Replication design

This is a development note. User-facing behavior lives in replication. This page records the internal invariants and why they were chosen.

Follower progress is local-append progress

An owner read is only a proposal from the follower’s point of view. A follower advances its durable replication cursor only after its own local append path accepts the owner’s batch, never from the owner-returned offsets alone.

This keeps the durability contract honest: a replica-durable confirm waits on what followers have accepted durably, not on what the owner attempted to send. It also keeps gaps, overlaps, stale epochs, and future prefix-validation failures meaningful, because a follower cannot report itself caught up without actually holding the corresponding local durable records.

Replicated events cannot outrun replicated messages

Queue state is derived from events, but a ready/delivered/settled event is meaningless unless the payload it references is present and accepted in the message log. Replication therefore applies strictly in order:

append replicated messages,
append replicated events only if the message append was accepted,
mutate in-memory queue state only if the event append was accepted.

This prevents a follower from holding in-memory state that claims “offset N is ready” while payload N is missing, stale, or from a different owner history. A rejected message batch skips the paired event batch for that pull, and the follower repairs or retries through a safe path. This invariant is enforced at recovery and at promotion, not on the live apply path: catch-up legitimately runs with events transiently ahead of their messages, so a live hard-fail would be wrong.

Overlap is a checkpoint repair

Keratin’s replicated append rejects partial overlap by default, which is correct: “I already have offsets 0..10” does not prove those bytes are identical to a new owner’s 0..10, and accepting a suffix over an unproven prefix would silently bless divergence.

So the broker’s checkpoint-aware catch-up treats overlap or a gap as a repair signal: install the owner’s queue-state checkpoint, reset local follower logs to the checkpoint continuation, then resume pulling. AlreadyPresent stays a pure idempotence outcome that advances only over the owner-returned range.

A future improvement is prefix hash/CRC validation in Keratin: once an existing prefix is proven byte-identical, a suffix append can be safe without a checkpoint reset.

Replica-durable visibility: consumers see only committed data

Durability (when a publish confirms) and visibility (when a consumer may receive a message) must agree. A replica-durable queue gates delivery on the committed-replicated watermark, the Kafka high-watermark model: a delivery lease is only allowed for offsets below the highest offset durable on the required number of replicas.

The watermark is the (nodes - 1)-th largest follower durable message_next (the owner is always durable locally), maintained from the same follower progress reports that drive the publish-confirm gate, so durability and visibility stay consistent by construction. It is exposed to the delivery loop as one per-queue atomic ceiling, so the hot path stays lock-free.

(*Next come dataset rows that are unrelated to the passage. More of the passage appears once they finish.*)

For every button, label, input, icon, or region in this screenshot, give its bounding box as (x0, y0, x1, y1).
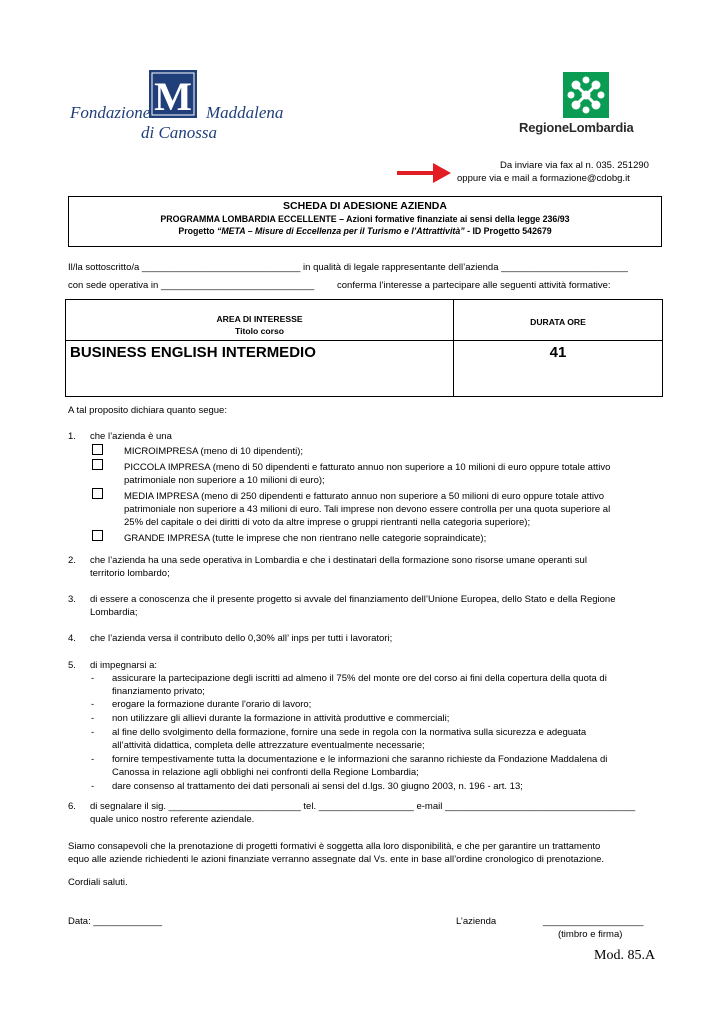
conferma-line: conferma l’interesse a partecipare alle seguenti attività formative: (337, 280, 611, 291)
item-6-line-1: di segnalare il sig. _________________________ tel. __________________ e-mail ____________________________________ (90, 801, 636, 812)
item-3-line-1: di essere a conoscenza che il presente progetto si avvale del finanziamento dell’Unione Europea, dello Stato e della Regione (90, 594, 616, 605)
data-field: Data: _____________ (68, 916, 163, 927)
closing-paragraph-line-2: equo alle aziende richiedenti le azioni finanziate verranno assegnate dal Vs. ente in base all’ordine cronologico di prenotazione. (68, 854, 605, 865)
signature-line: ___________________ (543, 916, 644, 927)
durata-ore-header: DURATA ORE (530, 317, 586, 327)
item-1-text: che l’azienda è una (90, 431, 172, 442)
microimpresa-checkbox[interactable] (92, 444, 103, 455)
bullet-5-line-1: fornire tempestivamente tutta la documentazione e le informazioni che saranno richieste da Fondazione Maddalena di (112, 754, 608, 765)
item-6-number: 6. (68, 801, 76, 812)
bullet-dash: - (91, 699, 95, 710)
item-4-line-1: che l’azienda versa il contributo dello 0,30% all’ inps per tutti i lavoratori; (90, 633, 393, 644)
media-impresa-checkbox[interactable] (92, 488, 103, 499)
title-box (68, 196, 662, 247)
bullet-dash: - (91, 713, 95, 724)
item-3-number: 3. (68, 594, 76, 605)
piccola-impresa-checkbox[interactable] (92, 459, 103, 470)
bullet-dash: - (91, 781, 95, 792)
send-fax-line: Da inviare via fax al n. 035. 251290 (500, 160, 649, 171)
item-2-line-1: che l’azienda ha una sede operativa in Lombardia e che i destinatari della formazione sono risorse umane operanti sul (90, 555, 587, 566)
bullet-6: dare consenso al trattamento dei dati personali ai sensi del d.lgs. 30 giugno 2003, n. 196 - art. 13; (112, 781, 523, 792)
course-table (65, 299, 663, 397)
item-3-line-2: Lombardia; (90, 607, 138, 618)
regione-lombardia-wordmark: RegioneLombardia (519, 120, 634, 135)
form-title: SCHEDA DI ADESIONE AZIENDA (283, 200, 447, 212)
closing-paragraph-line-1: Siamo consapevoli che la prenotazione di progetti formativi è soggetta alla loro disponibilità, e che per garantire un trattamento (68, 841, 601, 852)
fondazione-m-icon (149, 70, 197, 118)
rosa-camuna-icon (563, 72, 609, 118)
area-interesse-header: AREA DI INTERESSE (216, 314, 303, 324)
module-code: Mod. 85.A (594, 948, 656, 963)
azienda-label: L’azienda (456, 916, 497, 927)
piccola-impresa-label-1: PICCOLA IMPRESA (meno di 50 dipendenti e fatturato annuo non superiore a 10 milioni di euro oppure totale attivo (124, 462, 611, 473)
item-5-line-1: di impegnarsi a: (90, 660, 158, 671)
grande-impresa-checkbox[interactable] (92, 530, 103, 541)
cordiali-saluti: Cordiali saluti. (68, 877, 128, 888)
svg-text:M: M (154, 74, 192, 118)
bullet-4-line-2: all’attività didattica, completa delle attrezzature eventualmente necessarie; (112, 740, 425, 751)
item-6-line-2: quale unico nostro referente aziendale. (90, 814, 255, 825)
item-2-line-2: territorio lombardo; (90, 568, 170, 579)
table-divider-horizontal (66, 340, 662, 341)
titolo-corso-header: Titolo corso (234, 326, 285, 336)
bullet-dash: - (91, 754, 95, 765)
bullet-4-line-1: al fine dello svolgimento della formazione, fornire una sede in regola con la normativa sulla sicurezza e adeguata (112, 727, 587, 738)
fondazione-logo-mark (149, 70, 197, 118)
bullet-2: erogare la formazione durante l'orario di lavoro; (112, 699, 312, 710)
course-title: BUSINESS ENGLISH INTERMEDIO (70, 344, 316, 361)
media-impresa-label-1: MEDIA IMPRESA (meno di 250 dipendenti e fatturato annuo non superiore a 50 milioni di euro oppure totale attivo (124, 491, 605, 502)
sede-operativa-line: con sede operativa in _____________________________ (68, 280, 315, 291)
grande-impresa-label: GRANDE IMPRESA (tutte le imprese che non rientrano nelle categorie sopraindicate); (124, 533, 487, 544)
red-arrow-icon (397, 160, 453, 186)
bullet-5-line-2: Canossa in relazione agli obblighi nei confronti della Regione Lombardia; (112, 767, 419, 778)
item-4-number: 4. (68, 633, 76, 644)
item-1-number: 1. (68, 431, 76, 442)
bullet-1-line-1: assicurare la partecipazione degli iscritti ad almeno il 75% del monte ore del corso ai fini della copertura della quota di (112, 673, 607, 684)
item-2-number: 2. (68, 555, 76, 566)
microimpresa-label: MICROIMPRESA (meno di 10 dipendenti); (124, 446, 303, 457)
sottoscritto-line: Il/la sottoscritto/a ______________________________ in qualità di legale rappresentante dell’azienda ________________________ (68, 262, 628, 273)
bullet-dash: - (91, 727, 95, 738)
media-impresa-label-3: 25% del capitale o dei diritti di voto da altre imprese o gruppi rientranti nella categoria superiore); (124, 517, 531, 528)
fondazione-text-right: Maddalena (206, 103, 284, 122)
fondazione-text-left: Fondazione (70, 103, 151, 122)
declaration-intro: A tal proposito dichiara quanto segue: (68, 405, 227, 416)
regione-lombardia-logo-mark (563, 72, 609, 118)
item-5-number: 5. (68, 660, 76, 671)
media-impresa-label-2: patrimoniale non superiore a 43 milioni di euro. Tali imprese non devono essere controlla per una quota superiore al (124, 504, 611, 515)
fondazione-text-bottom: di Canossa (141, 123, 218, 142)
programma-line: PROGRAMMA LOMBARDIA ECCELLENTE – Azioni formative finanziate ai sensi della legge 236/93 (160, 214, 570, 224)
progetto-line: Progetto “META – Misure di Eccellenza per il Turismo e l’Attrattività” - ID Progetto 542679 (178, 226, 552, 236)
bullet-dash: - (91, 673, 95, 684)
bullet-3: non utilizzare gli allievi durante la formazione in attività produttive e commerciali; (112, 713, 450, 724)
course-hours: 41 (549, 344, 567, 361)
timbro-e-firma-label: (timbro e firma) (558, 929, 623, 940)
send-email-line: oppure via e mail a formazione@cdobg.it (457, 173, 630, 184)
bullet-1-line-2: finanziamento privato; (112, 686, 205, 697)
piccola-impresa-label-2: patrimoniale non superiore a 10 milioni di euro); (124, 475, 325, 486)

Local-durable queues are never gated: with the owner alone defining durability there is no committed watermark to wait on, so single-node delivery is unchanged. The consequence on a replica-durable queue is that delivery latency is bounded below by commit latency. That is correct: consumers trade a few milliseconds for never acting on data that could vanish on failover.

Streaming catch-up is credit-based

Strict request-then-response per batch left the follower idle on the wire while applying and idle applying while fetching. Once batch sizes made fsync cheap, that serialization (an owner-read round trip plus an apply, repeated per tick) became the dominant cluster latency.

The streaming model is a continuous stream with credit-based flow control. The follower opens a stream and grants the owner a byte budget. The owner pushes offset-ordered batches down one connection and pauses when credit runs low. The follower reads into a bounded in-order buffer and applies concurrently, so the next batch arrives while the current one is applied. TCP already gives in-order, reliable single-connection delivery, so ordering needs no per-batch round trips. Credit refills at a low watermark (not at zero) so the pipe never drains. The applier still runs sequentially through the unchanged durable apply path, so the failover-safety ordering is untouched: only fetching is overlapped.